Clinical trials are increasingly mired in operational bottlenecks and administrative inefficiencies, delaying approvals of new and potentially lifesaving therapies. Between 2020 and 2024 even as the time between individual clinical trials decreased by an average of seven months, the average clinical trial cycle times (defined as the total duration from the approval of a clinical trial protocol to the database lock) rose by 14 months.

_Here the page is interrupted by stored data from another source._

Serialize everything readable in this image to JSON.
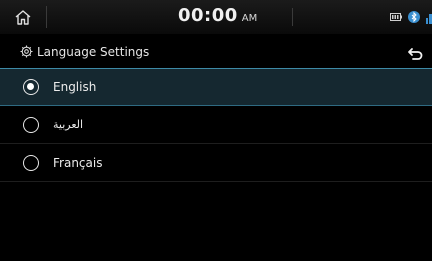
{
  "status_bar": {
    "time": "00:00",
    "ampm": "AM"
  },
  "header": {
    "title": "Language Settings"
  },
  "languages": [
    {
      "label": "English",
      "selected": true
    },
    {
      "label": "العربية",
      "selected": false
    },
    {
      "label": "Français",
      "selected": false
    }
  ],
  "icons": {
    "home": "home-icon",
    "settings": "gear-icon",
    "back": "back-arrow-icon",
    "battery": "battery-icon",
    "connectivity": "bluetooth-phone-icon",
    "signal": "signal-icon"
  },
  "colors": {
    "selected_row_bg": "#152830",
    "selected_row_border": "#3e8aa6",
    "background": "#000000"
  }
}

Additionally, more than 80 percent of AI investments in pharmaceutical R&D since 2015 have targeted the early discovery phases. While new AI models for drug discovery deserve serious attention – AI has been used for identifying novel targets in areas like cardiomyopathy, generating novel antibodies, and even designing newer modalities like optimized mRNA vaccines for influenza –AI for clinical development has not progressed at the same pace. Large pharmaceutical companies now spend more than $6 billion on R&D per approved drug, compared to just $40 million (in today’s dollars) in the 1950s, with approximately 85 percent of that spending coming after discovery. The inequality between drug discovery and clinical trials is creating a bottleneck, stalling promising drugs from reaching patients.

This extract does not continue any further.